Le 11 mai 2023, la Cour de cassation a cassé cet arrêt et a jugé au fond que :

Une clause convenue entre les parties, dont l’objet est de fidéliser le salarié … peut, sans porter une atteinte injustifiée et disproportionnée à la liberté du travail, subordonner l’acquisition de l’intégralité de la prime, indépendante de la rémunération de l’activité du salarié, à une condition de présence de ce dernier dans l’entreprise pendant une certaine durée après son versement et prévoir le remboursement de la prime au prorata du temps que le salarié, en raison de sa démission, n’aura pas passé dans l’entreprise avant l’échéance prévue.

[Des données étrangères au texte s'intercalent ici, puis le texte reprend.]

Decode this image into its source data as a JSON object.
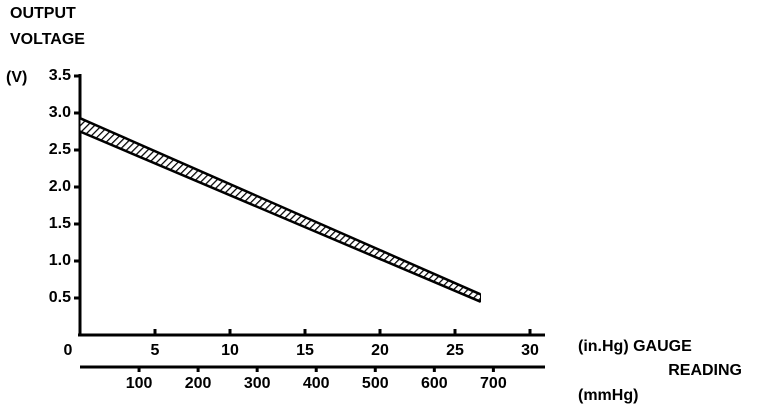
{
  "chart_data": {
    "type": "band",
    "title_lines": [
      "OUTPUT",
      "VOLTAGE"
    ],
    "y_unit": "(V)",
    "x_label": "(in.Hg) GAUGE",
    "x_label_2": "READING",
    "x2_unit": "(mmHg)",
    "color": "#000000",
    "band": {
      "x": [
        0,
        26.7
      ],
      "upper": [
        2.93,
        0.55
      ],
      "lower": [
        2.75,
        0.45
      ]
    },
    "xlim": [
      0,
      30
    ],
    "xticks": [
      0,
      5,
      10,
      15,
      20,
      25,
      30
    ],
    "ylim": [
      0,
      3.5
    ],
    "yticks": [
      {
        "value": 0.5,
        "label": "0.5"
      },
      {
        "value": 1,
        "label": "1.0"
      },
      1.5,
      {
        "value": 2,
        "label": "2.0"
      },
      2.5,
      {
        "value": 3,
        "label": "3.0"
      },
      3.5
    ],
    "x2lim": [
      0,
      762
    ],
    "x2ticks": [
      100,
      200,
      300,
      400,
      500,
      600,
      700
    ]
  }
}
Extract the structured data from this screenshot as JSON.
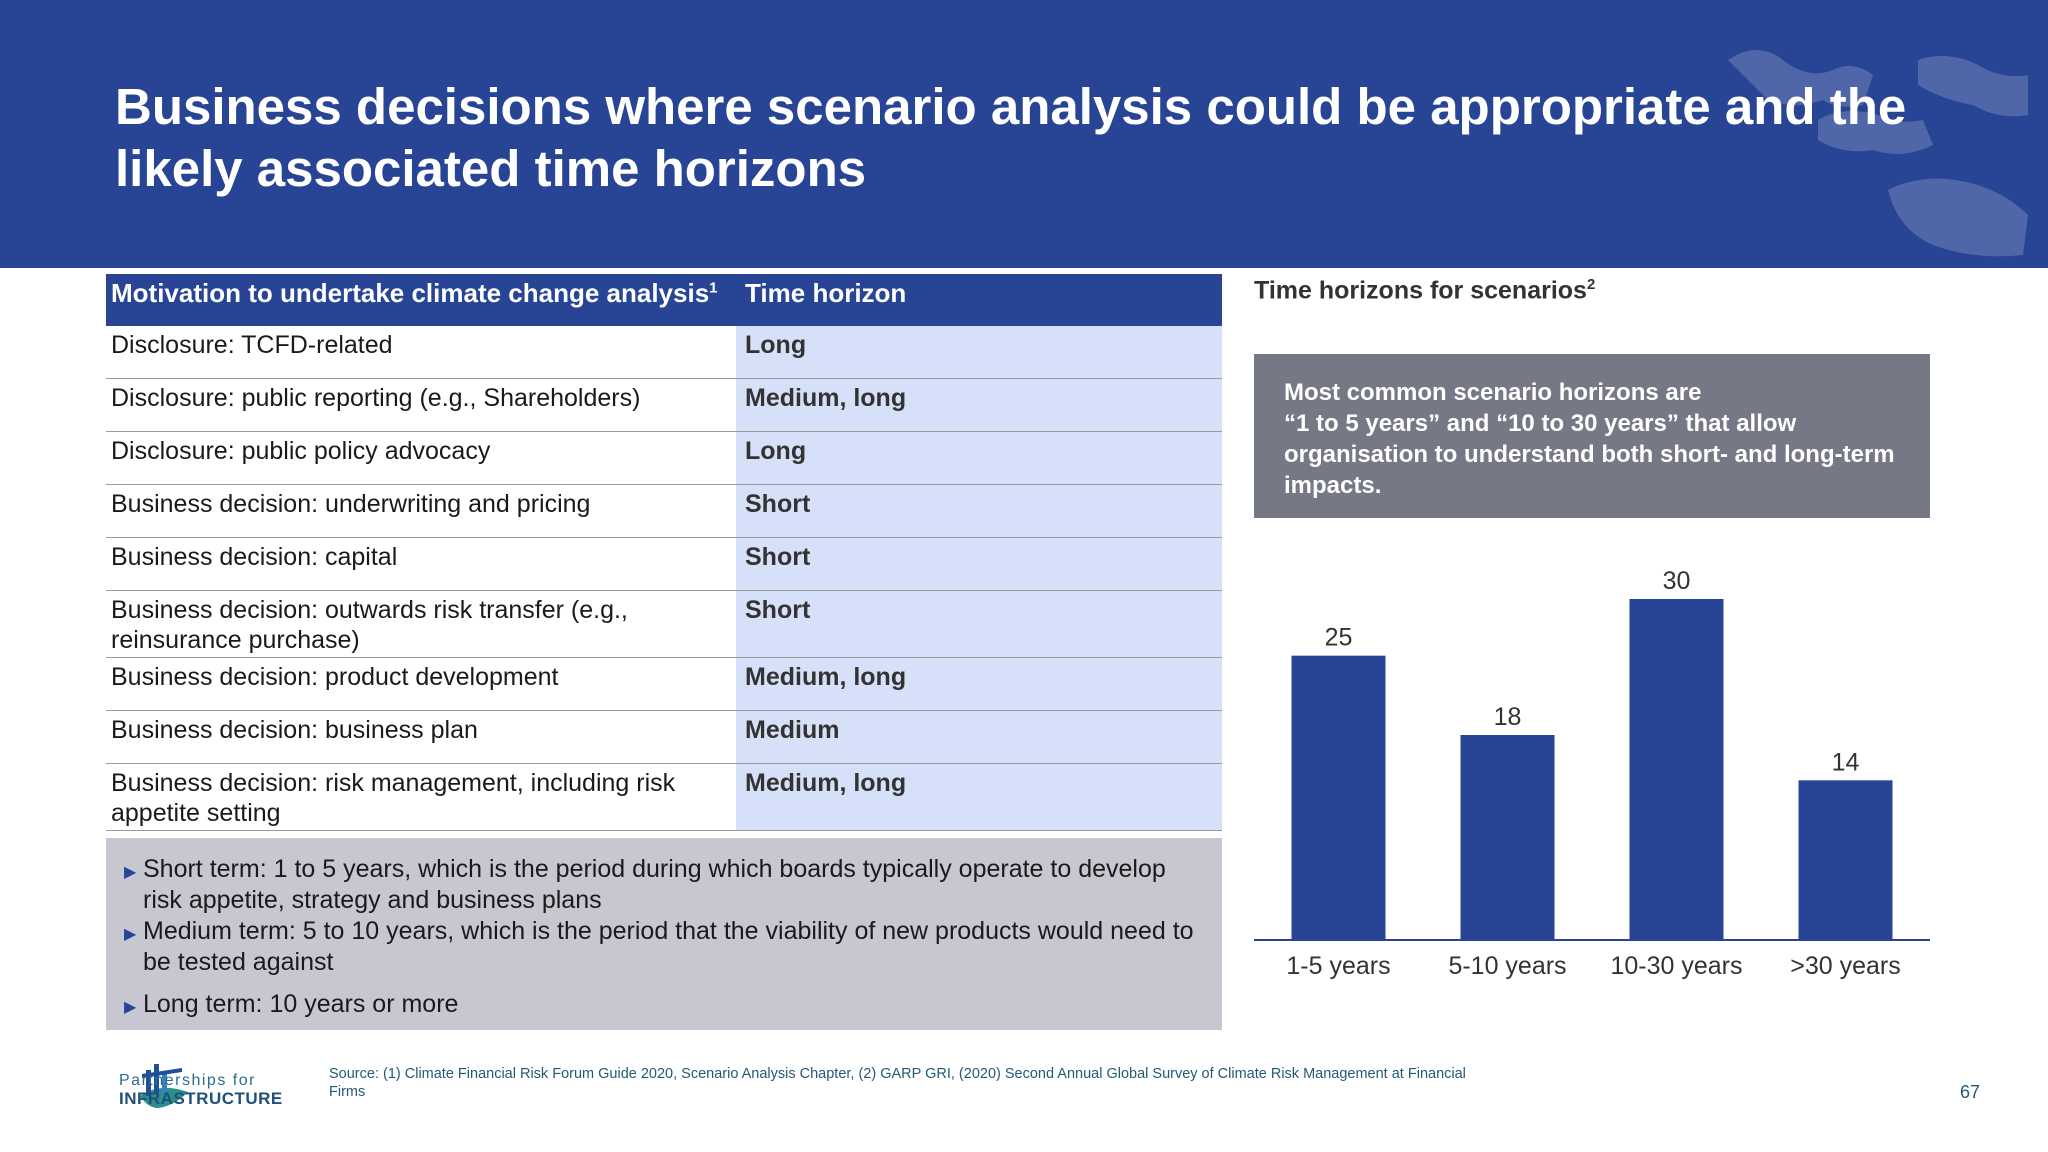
{
  "title": "Business decisions where scenario analysis could be appropriate and the likely associated time horizons",
  "table": {
    "header_motivation": "Motivation to undertake climate change analysis",
    "header_motivation_sup": "1",
    "header_time": "Time horizon",
    "rows": [
      {
        "motivation": "Disclosure: TCFD-related",
        "horizon": "Long"
      },
      {
        "motivation": "Disclosure: public reporting (e.g., Shareholders)",
        "horizon": "Medium, long"
      },
      {
        "motivation": "Disclosure: public policy advocacy",
        "horizon": "Long"
      },
      {
        "motivation": "Business decision: underwriting and pricing",
        "horizon": "Short"
      },
      {
        "motivation": "Business decision: capital",
        "horizon": "Short"
      },
      {
        "motivation": "Business decision: outwards risk transfer (e.g., reinsurance purchase)",
        "horizon": "Short"
      },
      {
        "motivation": "Business decision: product development",
        "horizon": "Medium, long"
      },
      {
        "motivation": "Business decision: business plan",
        "horizon": "Medium"
      },
      {
        "motivation": "Business decision: risk management, including risk appetite setting",
        "horizon": "Medium, long"
      }
    ]
  },
  "notes": [
    "Short term: 1 to 5 years, which is the period during which boards typically operate to develop risk appetite, strategy and business plans",
    "Medium term: 5 to 10 years, which is the period that the viability of new products would need to be tested against",
    "Long term: 10 years or more"
  ],
  "chart_panel": {
    "title": "Time horizons for scenarios",
    "title_sup": "2",
    "callout": "Most common scenario horizons are\n“1 to 5 years” and “10 to 30 years” that allow organisation to understand both short- and long-term impacts."
  },
  "chart_data": {
    "type": "bar",
    "categories": [
      "1-5 years",
      "5-10 years",
      "10-30 years",
      ">30 years"
    ],
    "values": [
      25,
      18,
      30,
      14
    ],
    "title": "Time horizons for scenarios",
    "xlabel": "",
    "ylabel": "",
    "ylim": [
      0,
      30
    ],
    "grid": false,
    "color": "#284595"
  },
  "footer": {
    "logo_line1": "Partnerships for",
    "logo_line2": "INFRASTRUCTURE",
    "source": "Source: (1) Climate Financial Risk Forum Guide 2020, Scenario Analysis Chapter, (2) GARP GRI, (2020) Second Annual Global Survey of Climate Risk Management at Financial Firms",
    "page_number": "67"
  },
  "colors": {
    "brand_blue": "#284595",
    "horizon_cell": "#d6e0f8",
    "notes_bg": "#c6c7d1",
    "callout_bg": "#777885"
  }
}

La Haute Juridiction valide ainsi la clause et condamne le salarié au remboursement de la prime d’arrivée prorata temporis. Elle apporte une clarification certaine des conditions de validité de ces clauses et du remboursement potentiel des primes « non entièrement acquises ».

A ce titre, la Cour de Cassation souligne non seulement l’objectif de ces clauses qui est bel et bien la fidélisation des salariés (peu importe l’appellation de la prime et le moment du versement), mais explique également le fondement de son raisonnement basé sur le principe « pacta sunt servanda ».

La Cour de cassation rappelle en effet que le contrat de travail est soumis aux règles du droit commun et doit être exécuté de bonne foi.
Ainsi, une clause, acceptée par le salarié prévoyant le versement d’une prime en sus de la rémunération annuelle du salarié, peut conditionner l’acquisition de l’intégralité de la prime à une condition de présence, peu importe le montant du versement de la prime.

Le salarié doit alors accepter de devoir rembourser la partie non acquise de la prime en cas de démission.

L’on peut cependant s’interroger sur la portée de cette solution en cas de départ contraint du salarié (= licenciement pour motif réel et sérieux, faute grave ou lourde…). En l’espèce, la clause s’appliquait également en cas de licenciement pour faute grave ou lourde, mais la Cour de Cassation ne s’est pas prononcée sur ces hypothèses, car le salarié était démissionnaire.

Il nous semble que l’on puisse s’interroger sur la validité d’une clause prévoyant un remboursement prorata temporis dans l’hypothèse où le départ n’est pas imputable au salarié. En cas de licenciement, l’entreprise prive en effet le salarié unilatéralement de la possibilité d’acquérir l’ancienneté requise pour pouvoir revendiquer la prime dans son intégralité, alors qu’il a accepté de se lier à l’entreprise employeur pour une période déterminée avec l’objectif de pouvoir disposer de la prime dans son intégralité.

Dans l’attente de plus de précisions quant à la portée de la clause, il faut à notre sens rester prudent dans la rédaction et respecter en tout état de cause la proportionnalité du remboursement de la prime au prorata du temps passé par le salarié dans l’entreprise.